I've encountered various internet hearsay about canvas being added to the Permissions API, but I haven't found anything concrete... do I give up on this? is this coming in the future?

I have no "user input" on my page, so adding this in retrospect just to trigger the pop-up asking for permission seems... hacky!

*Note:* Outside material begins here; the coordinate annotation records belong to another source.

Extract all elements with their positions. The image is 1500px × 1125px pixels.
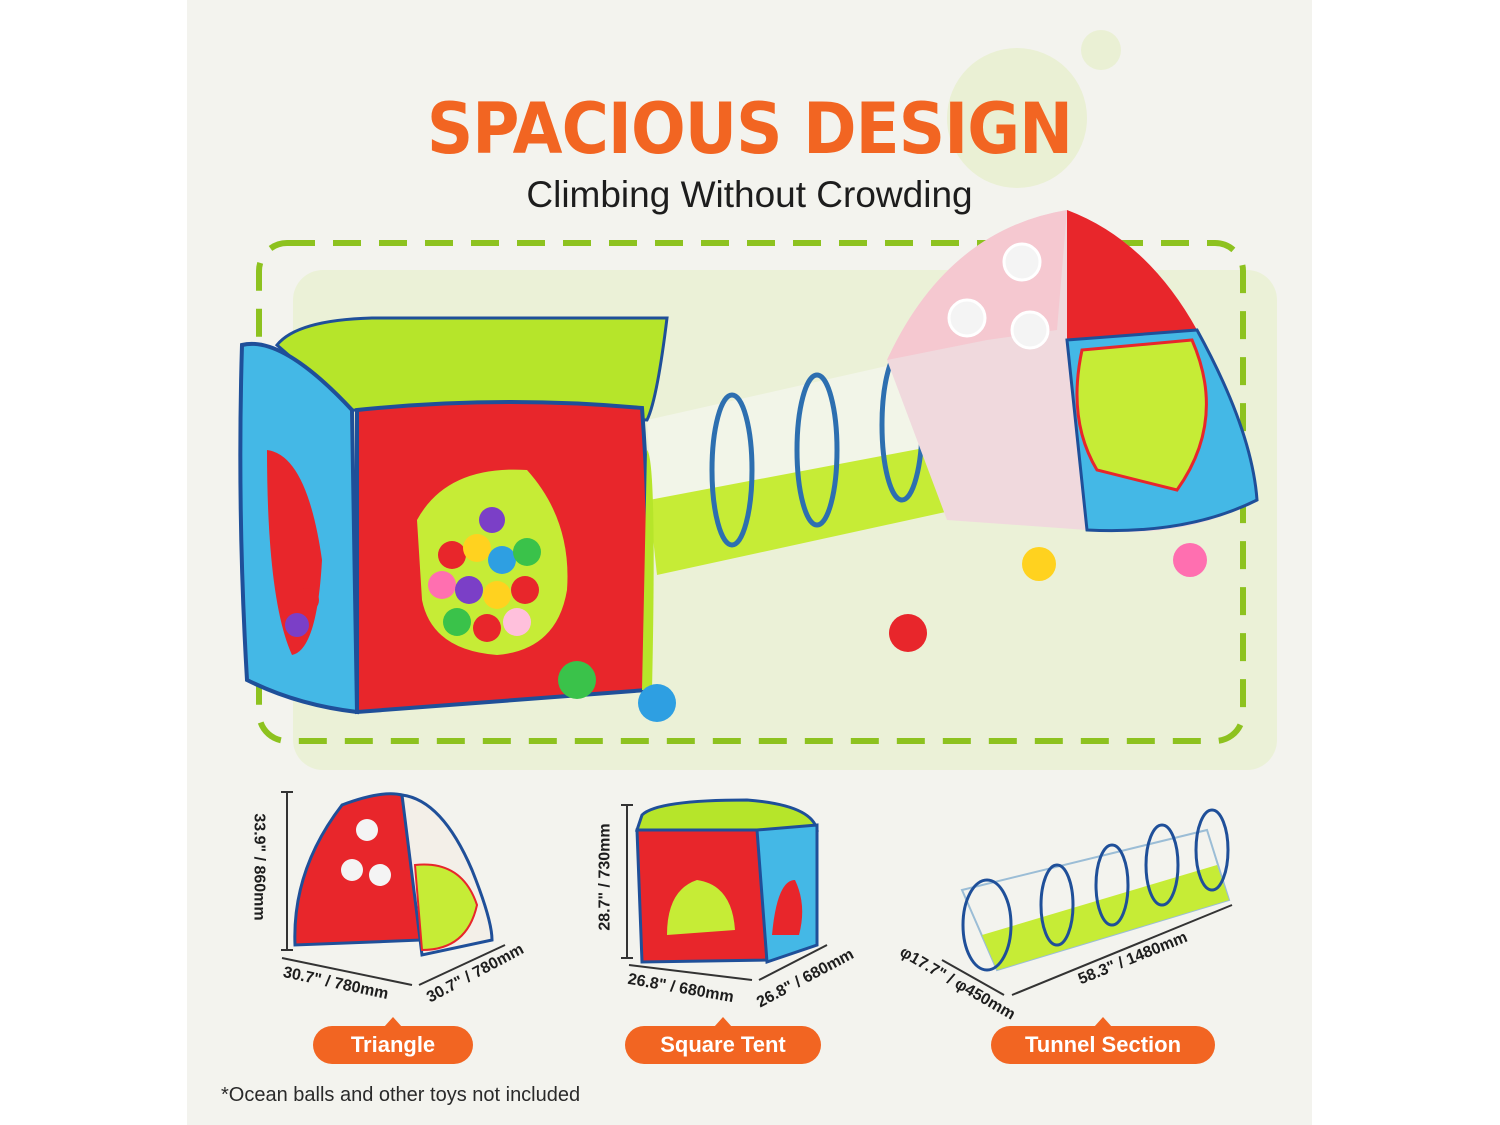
tunnel-thumb — [960, 808, 1231, 972]
tunnel-section-label-pill: Tunnel Section — [991, 1017, 1215, 1064]
triangle-height-label: 33.9" / 860mm — [250, 813, 268, 921]
square-tent-label-pill: Square Tent — [625, 1017, 821, 1064]
ball-pink — [1173, 543, 1207, 577]
page-title: SPACIOUS DESIGN — [426, 88, 1073, 170]
decor-circle-small — [1081, 30, 1121, 70]
ball-yellow — [1022, 547, 1056, 581]
main-square-tent — [238, 316, 669, 715]
triangle-label-pill: Triangle — [313, 1017, 473, 1064]
triangle-tent-thumb — [293, 792, 494, 957]
dashed-frame — [256, 240, 1246, 744]
square-tent-thumb — [634, 798, 819, 965]
ball-pile — [285, 507, 541, 642]
dimension-lines — [281, 791, 1233, 996]
ball-blue — [638, 684, 676, 722]
main-triangle-tent — [887, 210, 1259, 533]
ball-green — [558, 661, 596, 699]
product-illustration — [238, 210, 1277, 996]
decor-circle-large — [947, 48, 1087, 188]
footnote: *Ocean balls and other toys not included — [221, 1084, 581, 1106]
page-subtitle: Climbing Without Crowding — [526, 174, 973, 215]
square-height-label: 28.7" / 730mm — [596, 823, 614, 931]
ball-red — [889, 614, 927, 652]
product-panel: SPACIOUS DESIGN Climbing Without Crowdin… — [187, 0, 1312, 1125]
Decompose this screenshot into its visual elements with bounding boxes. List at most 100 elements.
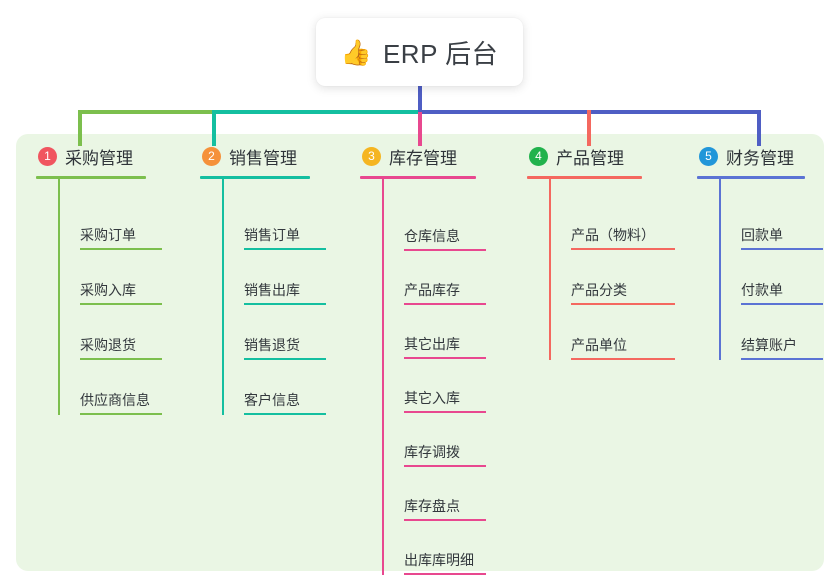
- connector-drop-1: [78, 110, 82, 146]
- branch-children-3: 仓库信息 产品库存 其它出库 其它入库 库存调拨 库存盘点: [382, 179, 515, 575]
- branch-children-5: 回款单 付款单 结算账户: [719, 179, 837, 360]
- leaf-node[interactable]: 库存调拨: [382, 413, 515, 467]
- branch-title-4: 产品管理: [556, 148, 624, 168]
- leaf-label: 结算账户: [741, 337, 797, 353]
- branch-children-1: 采购订单 采购入库 采购退货 供应商信息: [58, 179, 196, 415]
- branch-header-2[interactable]: 2 销售管理: [200, 142, 355, 170]
- leaf-node[interactable]: 其它出库: [382, 305, 515, 359]
- leaf-label: 仓库信息: [404, 228, 460, 244]
- leaf-label: 销售订单: [244, 227, 300, 243]
- leaf-label: 产品（物料）: [571, 227, 655, 243]
- leaf-node[interactable]: 供应商信息: [58, 360, 196, 415]
- connector-drop-5: [757, 110, 761, 146]
- connector-bus-segment-green: [78, 110, 214, 114]
- leaf-label: 客户信息: [244, 392, 300, 408]
- leaf-node[interactable]: 产品分类: [549, 250, 687, 305]
- branch-underline-4: [527, 176, 642, 179]
- root-node-card[interactable]: 👍 ERP 后台: [316, 18, 523, 86]
- branch-children-2: 销售订单 销售出库 销售退货 客户信息: [222, 179, 355, 415]
- leaf-underline: [80, 358, 162, 360]
- branch-header-3[interactable]: 3 库存管理: [360, 142, 515, 170]
- connector-root-stem: [418, 80, 422, 112]
- branch-column-5: 5 财务管理 回款单 付款单 结算账户: [697, 142, 837, 360]
- branch-title-3: 库存管理: [389, 148, 457, 168]
- leaf-underline: [741, 248, 823, 250]
- branch-title-1: 采购管理: [65, 148, 133, 168]
- leaf-underline: [571, 303, 675, 305]
- leaf-underline: [244, 303, 326, 305]
- leaf-node[interactable]: 产品库存: [382, 251, 515, 305]
- branch-index-badge-4: 4: [529, 146, 548, 166]
- branch-spine-1: [58, 179, 60, 415]
- root-node-title: ERP 后台: [382, 38, 499, 69]
- branch-index-badge-1: 1: [38, 146, 57, 166]
- branch-underline-1: [36, 176, 146, 179]
- leaf-underline: [404, 519, 486, 521]
- leaf-underline: [571, 248, 675, 250]
- leaf-label: 供应商信息: [80, 392, 150, 408]
- leaf-node[interactable]: 销售订单: [222, 195, 355, 250]
- branch-title-2: 销售管理: [229, 148, 297, 168]
- leaf-underline: [571, 358, 675, 360]
- leaf-label: 销售退货: [244, 337, 300, 353]
- leaf-underline: [404, 465, 486, 467]
- leaf-underline: [404, 303, 486, 305]
- leaf-label: 库存调拨: [404, 444, 460, 460]
- leaf-label: 销售出库: [244, 282, 300, 298]
- branch-column-3: 3 库存管理 仓库信息 产品库存 其它出库 其它入库 库存调拨: [360, 142, 515, 575]
- branch-column-2: 2 销售管理 销售订单 销售出库 销售退货 客户信息: [200, 142, 355, 415]
- branch-index-badge-2: 2: [202, 146, 221, 166]
- branch-column-1: 1 采购管理 采购订单 采购入库 采购退货 供应商信息: [36, 142, 196, 415]
- leaf-underline: [404, 411, 486, 413]
- branch-column-4: 4 产品管理 产品（物料） 产品分类 产品单位: [527, 142, 687, 360]
- leaf-node[interactable]: 库存盘点: [382, 467, 515, 521]
- leaf-node[interactable]: 销售退货: [222, 305, 355, 360]
- connector-bus-segment-teal: [214, 110, 420, 114]
- leaf-node[interactable]: 采购入库: [58, 250, 196, 305]
- leaf-underline: [404, 249, 486, 251]
- leaf-label: 采购退货: [80, 337, 136, 353]
- leaf-node[interactable]: 回款单: [719, 195, 837, 250]
- leaf-underline: [741, 358, 823, 360]
- branch-header-4[interactable]: 4 产品管理: [527, 142, 687, 170]
- branch-spine-5: [719, 179, 721, 360]
- leaf-label: 付款单: [741, 282, 783, 298]
- branch-children-4: 产品（物料） 产品分类 产品单位: [549, 179, 687, 360]
- leaf-node[interactable]: 客户信息: [222, 360, 355, 415]
- leaf-label: 库存盘点: [404, 498, 460, 514]
- diagram-panel-background: [16, 134, 824, 571]
- leaf-node[interactable]: 产品单位: [549, 305, 687, 360]
- connector-drop-2: [212, 110, 216, 146]
- leaf-node[interactable]: 出库库明细: [382, 521, 515, 575]
- leaf-label: 产品分类: [571, 282, 627, 298]
- branch-index-badge-5: 5: [699, 146, 718, 166]
- branch-header-1[interactable]: 1 采购管理: [36, 142, 196, 170]
- leaf-node[interactable]: 结算账户: [719, 305, 837, 360]
- connector-drop-3: [418, 110, 422, 146]
- leaf-label: 其它入库: [404, 390, 460, 406]
- leaf-node[interactable]: 采购订单: [58, 195, 196, 250]
- branch-underline-5: [697, 176, 805, 179]
- thumbs-up-icon: 👍: [340, 37, 372, 67]
- branch-header-5[interactable]: 5 财务管理: [697, 142, 837, 170]
- branch-title-5: 财务管理: [726, 148, 794, 168]
- leaf-underline: [244, 413, 326, 415]
- leaf-underline: [741, 303, 823, 305]
- branch-spine-2: [222, 179, 224, 415]
- leaf-label: 采购入库: [80, 282, 136, 298]
- leaf-label: 出库库明细: [404, 552, 474, 568]
- branch-underline-2: [200, 176, 310, 179]
- leaf-node[interactable]: 产品（物料）: [549, 195, 687, 250]
- branch-spine-3: [382, 179, 384, 575]
- leaf-node[interactable]: 仓库信息: [382, 197, 515, 251]
- leaf-label: 其它出库: [404, 336, 460, 352]
- leaf-node[interactable]: 付款单: [719, 250, 837, 305]
- leaf-underline: [80, 413, 162, 415]
- leaf-node[interactable]: 销售出库: [222, 250, 355, 305]
- leaf-node[interactable]: 其它入库: [382, 359, 515, 413]
- leaf-label: 产品单位: [571, 337, 627, 353]
- connector-drop-4: [587, 110, 591, 146]
- leaf-node[interactable]: 采购退货: [58, 305, 196, 360]
- leaf-label: 产品库存: [404, 282, 460, 298]
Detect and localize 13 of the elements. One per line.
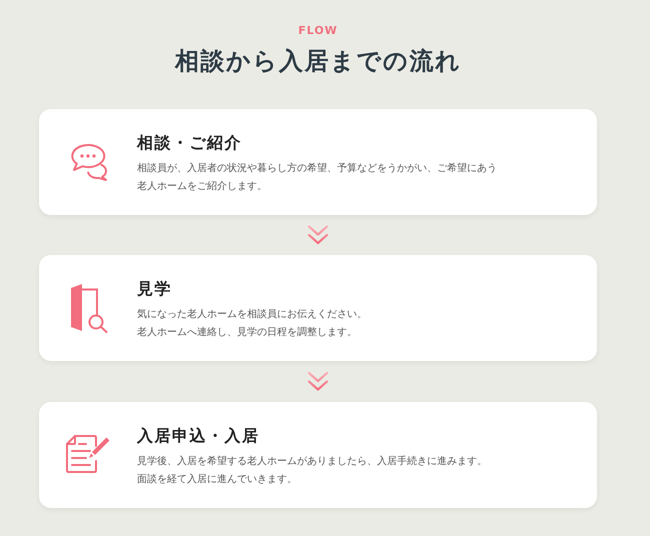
step-card bbox=[39, 109, 597, 215]
step-description: 相談員が、入居者の状況や暮らし方の希望、予算などをうかがい、ご希望にあう老人ホームをご紹介します。 bbox=[137, 162, 498, 194]
page-title: 相談から入居までの流れ bbox=[174, 46, 462, 77]
step-description: 見学後、入居を希望する老人ホームがありましたら、入居手続きに進みます。面談を経て入居に進んでいきます。 bbox=[137, 454, 488, 487]
chevron-arrow bbox=[308, 372, 328, 391]
step-description: 気になった老人ホームを相談員にお伝えください。老人ホームへ連絡し、見学の日程を調整します。 bbox=[137, 308, 368, 340]
step-heading: 相談・ご紹介 bbox=[137, 132, 242, 154]
step-card bbox=[39, 255, 597, 361]
step-heading: 見学 bbox=[137, 278, 172, 300]
step-heading: 入居申込・入居 bbox=[137, 425, 260, 447]
chevron-arrow bbox=[308, 225, 328, 244]
section-eyebrow: FLOW bbox=[297, 23, 339, 39]
step-card bbox=[39, 402, 597, 508]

If you go to a page like http://www.faviconer.com/ where you can draw your favicon, you'll see what I mean. Firefox shows a pop-up on "user input triggered canvas data access", but chromium seems to just allow it outright.

code:

const createIconElement = () => {
    var link = document.createElement('link');
    link.rel = 'icon';
    link.type = 'image/png';
    return link;
};

// original: https://github.com/EvanHahn/canvas-to-favicon/blob/master/canvas-to-favicon.js
const canvasToFavicon = (canvas) => {
    let head = document.head;

    var existingIcons = document.querySelectorAll('link[rel="icon"]');
    for (var i = 0, len = existingIcons.length; i < len; i++) {
        head.removeChild(existingIcons[i]);
    }

    iconElement = createIconElement();
    head.appendChild(iconElement);

    iconElement.href = canvas.toDataURL('image/png');
}

document.addEventListener("DOMContentLoaded", () => {
    console.log('running setFavicon.js');

    // get an emoji from the DOM somewhere
    // const emojicontainingstring = document.querySelectorAll('*');
    // const emojis = emojicontainingstring.map(extractEmoji).filter(e => !!e);
    // const emoji = emojis[0];

    const emoji = '📋';

    // render emoji to canvas
    const canvas = document.createElement('canvas');
    canvas.width = 32;
    canvas.height = 32;

    const ctx = canvas.getContext("2d");
    ctx.font = '26px serif'
    ctx.textAlign = "center";
    ctx.textBaseline = "middle";
    ctx.fillText(emoji, canvas.width / 2, canvas.height / 2)

    canvasToFavicon(canvas);
});

Solution

  • ok, turns out it's my CanvasBlocker plugin (even though I specifically whitelisted my own domain?... tested on vanilla FF and it works!)